View Single Post
Old 05-06-2006, 03:12 PM   #6 (permalink)
GregM
Senior Member
 
GregM's Avatar
 
Join Date: Feb 2006
Location: Bay Area, CA
Posts: 325
iTrader: 0 / 0%
First of all, thanks for sharing your observations.

Any stereo you put in a car will ultimately be "decent" and nothing more. The quest for audio perfection in a home system is one thing--I have pursued that for years and found it very rewarding. Cars are another matter. No matter what you do, you have the following limitations that would cause any true audiophile to throw up their hands: road noise, wind noise, engine noise, vibration, improper speaker placement in relation to the listener...those are simply insurmountable no matter what you do or how much money you spend. Yes, you can minimize noise and vibration with various dampeners, but there will always be some bleed and the speaker placement is fixed.

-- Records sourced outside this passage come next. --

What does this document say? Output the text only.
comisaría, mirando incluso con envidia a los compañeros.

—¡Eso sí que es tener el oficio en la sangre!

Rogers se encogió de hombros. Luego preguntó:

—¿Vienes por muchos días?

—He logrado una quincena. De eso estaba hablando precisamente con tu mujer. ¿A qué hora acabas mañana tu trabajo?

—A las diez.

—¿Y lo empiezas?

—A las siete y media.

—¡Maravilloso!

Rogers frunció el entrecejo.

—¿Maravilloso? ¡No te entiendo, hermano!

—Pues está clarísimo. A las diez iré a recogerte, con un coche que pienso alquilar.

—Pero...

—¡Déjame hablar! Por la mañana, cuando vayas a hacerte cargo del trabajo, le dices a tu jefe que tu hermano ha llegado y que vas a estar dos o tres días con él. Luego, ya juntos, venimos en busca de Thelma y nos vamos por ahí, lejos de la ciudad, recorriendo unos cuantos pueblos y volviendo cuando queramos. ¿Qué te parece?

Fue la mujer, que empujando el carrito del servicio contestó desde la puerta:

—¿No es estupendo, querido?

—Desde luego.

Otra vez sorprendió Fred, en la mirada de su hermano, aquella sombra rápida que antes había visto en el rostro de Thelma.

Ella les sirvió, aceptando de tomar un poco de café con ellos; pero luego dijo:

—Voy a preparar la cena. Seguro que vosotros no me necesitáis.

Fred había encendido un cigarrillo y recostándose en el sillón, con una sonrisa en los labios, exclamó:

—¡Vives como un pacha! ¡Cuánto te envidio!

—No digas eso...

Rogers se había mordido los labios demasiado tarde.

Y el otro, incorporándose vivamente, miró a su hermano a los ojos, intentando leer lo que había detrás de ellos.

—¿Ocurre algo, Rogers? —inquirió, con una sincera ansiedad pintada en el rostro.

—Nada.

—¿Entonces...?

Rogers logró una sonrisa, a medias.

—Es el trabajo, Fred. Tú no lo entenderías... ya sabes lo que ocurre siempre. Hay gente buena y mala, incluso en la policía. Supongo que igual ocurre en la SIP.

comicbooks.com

I have several problems with the premise of this thread.
1. Hiss is bad
2. You need to blast your system to determine audio quality
3. Listening in a parked car is indicative of stereo performance
4. The number shown on the volume display indicates the actual power or decibel level

1. Hiss is present in almost all recordings because of the analog nature of musical instruments and recording devices. When you hear no hiss in music, it is due to the use of digital noise reduction. These algorithms remove any content present at high frequencies that your ears perceive as hiss. The problem is that the noise reduction algorithms can't distinguish actual music content of these high frequencies, e.g., cymbals, overtones in female voices, percussion, etc., from unwanted hiss. In other words, you are losing valuable information that is audible from real instruments. As an audiophile, you should be horrified by this. It makes the music less realistic, thinner, and more "synthetic" sounding. Hiss is our friend, especially in older music that was recorded to analog tape.

2. The quality of your system can easily be determined without blasting it to the max. Simply listen critically to the tones, tone changes as a function of time, and stereophonic performance or imaging. How convincing is the music reproduction? All you will do by blasting it at earsplitting levels is damage your ears (which are very sensitive devices that cannot be fixed once the cilia or other delicate parts are damaged) and eventually your stereo system.

3. To get a real idea of how a car stereo performs, you need to listen while you're driving. For obvious reasons.

4. Remember that seen in Spinal Tap when the dude insists his amp is louder than anyone else's because it goes up to "11" instead of just "10"? The reason this is so funny is because it is obviously bullsh*t. Numbers on amps and receivers these days are simply a marketing gimick designed to appeal to complete morons. In my home system I use a tube amp rated at 80 watts per channel, but if you listened to it, you'd swear it was more powerful than transistor amps rated at more than a couple hundred watts per channel. Point is, the design of the amp and the quality of the parts used is the critical factor, not the number appearing on your display. The volume knob (yes it's a knob with no remote control and no LED display) on my VAC amp has no numbers, just little dots at 8, 9, 10, 11, 12, 1, 2, 3 and 4 o'clock.

As for the quality of the stock system, I think it's sufficient. The tweeters make a big difference. I certainly don't see the need to dump money into a flashier aftermarket system. These days, they all use cheap east asian parts and there is poor attention to detail in the design and grounding of each circuit which is essential in quality audio gear. The factors I mentioned as insurmountable in a car system will be the limiting facts no matter what. So if I was to do anything to improve the audio, it would be to use dynamat or other dampening products in the doors, flooring and other parts of the car's chassis.